La situation se corse pour calculer le taux d’emploi artistique, en fonction du modèle économique d’une création. Un exemple : si le spectacle programmé est une coproduction majoritaire du CDN, alors les heures de travail des artistes sont prises en compte à 100 %. Mais s’il s’agit d’une coproduction minoritaire, ou d’un simple « accueil », alors les heures ne comptent qu’à hauteur de 40 %. Or, ajoute M. Seassau, « la part des coproductions majoritaires n’a cessé de diminuer depuis 2000, du fait de la fragilité financière des CDN : il faut de plus en plus de partenaires pour boucler un budget de production », dit-il.
L’évolution des formes esthétiques, avec notamment le recours à la vidéo dans les créations, changerait aussi la donne : un cameraman peut se retrouver sur scène, filmant en direct la pièce. Mais ses heures de travail n’entreront pas dans les critères de l’accord de 2003, car il est un technicien, et non un artiste.
« C’est absurde ! », s’emporte Benoît Lambert, à la tête du CDN de Dijon, qui se voit réclamer 700 000 euros de dommages-intérêts. « Je suis assigné sur les années 2010, 2011 et 2012, c’est-à-dire avant mon arrivée à la tête du CDN. Quand j’ai pris mes fonctions, en 2013, on ne m’a pas informé de l’étendue du problème.

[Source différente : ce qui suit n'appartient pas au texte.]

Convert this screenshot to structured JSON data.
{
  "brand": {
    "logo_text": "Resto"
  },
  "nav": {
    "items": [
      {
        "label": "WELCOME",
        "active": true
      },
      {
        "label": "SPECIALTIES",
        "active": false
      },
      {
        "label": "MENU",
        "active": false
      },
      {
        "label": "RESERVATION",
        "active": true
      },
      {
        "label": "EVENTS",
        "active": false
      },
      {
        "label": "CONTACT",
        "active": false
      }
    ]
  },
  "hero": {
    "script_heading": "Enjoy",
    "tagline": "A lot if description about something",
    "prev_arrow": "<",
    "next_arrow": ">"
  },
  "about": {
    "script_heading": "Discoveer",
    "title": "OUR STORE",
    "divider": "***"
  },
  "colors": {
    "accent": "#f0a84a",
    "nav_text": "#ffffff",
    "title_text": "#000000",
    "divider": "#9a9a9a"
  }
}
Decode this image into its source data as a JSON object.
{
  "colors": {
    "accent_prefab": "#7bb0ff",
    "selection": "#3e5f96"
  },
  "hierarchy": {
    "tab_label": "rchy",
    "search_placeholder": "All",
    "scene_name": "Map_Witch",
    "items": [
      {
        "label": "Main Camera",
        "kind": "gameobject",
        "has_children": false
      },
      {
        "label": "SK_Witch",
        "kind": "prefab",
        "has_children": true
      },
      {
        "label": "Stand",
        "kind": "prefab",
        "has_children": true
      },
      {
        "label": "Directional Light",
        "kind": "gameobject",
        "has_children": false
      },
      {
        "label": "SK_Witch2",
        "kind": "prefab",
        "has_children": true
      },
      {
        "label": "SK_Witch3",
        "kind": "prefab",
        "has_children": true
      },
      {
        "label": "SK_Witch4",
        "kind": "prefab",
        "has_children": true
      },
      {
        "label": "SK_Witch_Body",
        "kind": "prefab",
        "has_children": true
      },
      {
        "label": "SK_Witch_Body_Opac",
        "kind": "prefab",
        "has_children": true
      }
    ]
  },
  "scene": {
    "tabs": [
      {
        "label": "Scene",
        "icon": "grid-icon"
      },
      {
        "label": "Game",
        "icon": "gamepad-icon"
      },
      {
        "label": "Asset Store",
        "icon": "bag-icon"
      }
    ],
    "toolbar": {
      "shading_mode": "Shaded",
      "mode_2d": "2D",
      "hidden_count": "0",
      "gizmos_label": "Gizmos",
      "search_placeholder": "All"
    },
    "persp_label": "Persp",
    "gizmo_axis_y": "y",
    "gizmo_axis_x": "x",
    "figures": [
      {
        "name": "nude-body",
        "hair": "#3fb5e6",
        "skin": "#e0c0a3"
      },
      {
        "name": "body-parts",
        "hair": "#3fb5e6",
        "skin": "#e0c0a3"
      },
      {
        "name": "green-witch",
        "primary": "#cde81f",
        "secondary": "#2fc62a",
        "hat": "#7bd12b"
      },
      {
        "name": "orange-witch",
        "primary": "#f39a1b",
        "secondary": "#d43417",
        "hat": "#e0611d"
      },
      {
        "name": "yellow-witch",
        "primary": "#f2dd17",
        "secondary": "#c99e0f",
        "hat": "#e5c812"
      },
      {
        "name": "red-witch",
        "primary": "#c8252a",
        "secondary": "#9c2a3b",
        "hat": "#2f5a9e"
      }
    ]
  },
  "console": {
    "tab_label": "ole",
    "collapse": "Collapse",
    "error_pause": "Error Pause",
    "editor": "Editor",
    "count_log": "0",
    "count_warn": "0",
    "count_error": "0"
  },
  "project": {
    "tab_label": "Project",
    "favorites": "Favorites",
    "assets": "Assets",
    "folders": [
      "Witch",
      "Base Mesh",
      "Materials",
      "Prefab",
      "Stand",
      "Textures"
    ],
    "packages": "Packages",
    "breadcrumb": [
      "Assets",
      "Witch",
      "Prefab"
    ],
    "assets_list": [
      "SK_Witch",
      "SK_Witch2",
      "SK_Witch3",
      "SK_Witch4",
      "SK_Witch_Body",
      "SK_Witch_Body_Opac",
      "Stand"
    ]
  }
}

Depuis, j’ai mis en place des contrats de professionnalisation pour des jeunes artistes, d’une durée de douze mois », précise-t-il. « On attaque des jeunes directeurs comptables des agissements de leurs prédécesseurs, on nous désigne comme des patrons voyous ! Pourtant, la mission des directeurs de CDN s’apparente plus à celle d’un proviseur de lycée ou d’un directeur d’hôpital », affirme-t-il.
« Notre idée n’est pas de mettre en danger l’emploi dans les CDN », se défend Denis Gravouil, secrétaire général de la fédération CGT-spectacle, qui s’est greffée sur la plainte du SFA-CGT. L’accord de 2003 est déjà le résultat d’une médiation qui visait à régler un précédent contentieux, en 1999. Et cet accord de 2003 n’a pas été respecté… D’où le sentiment des syndicats de s’être fait « rouler dans la farine ». « La voie pour trouver un compromis est étroite, mais possible », estime M. Gravouil. « On peut toujours discuter jusqu’au jour de l’audience », glisse de son côté Me Michel Henry.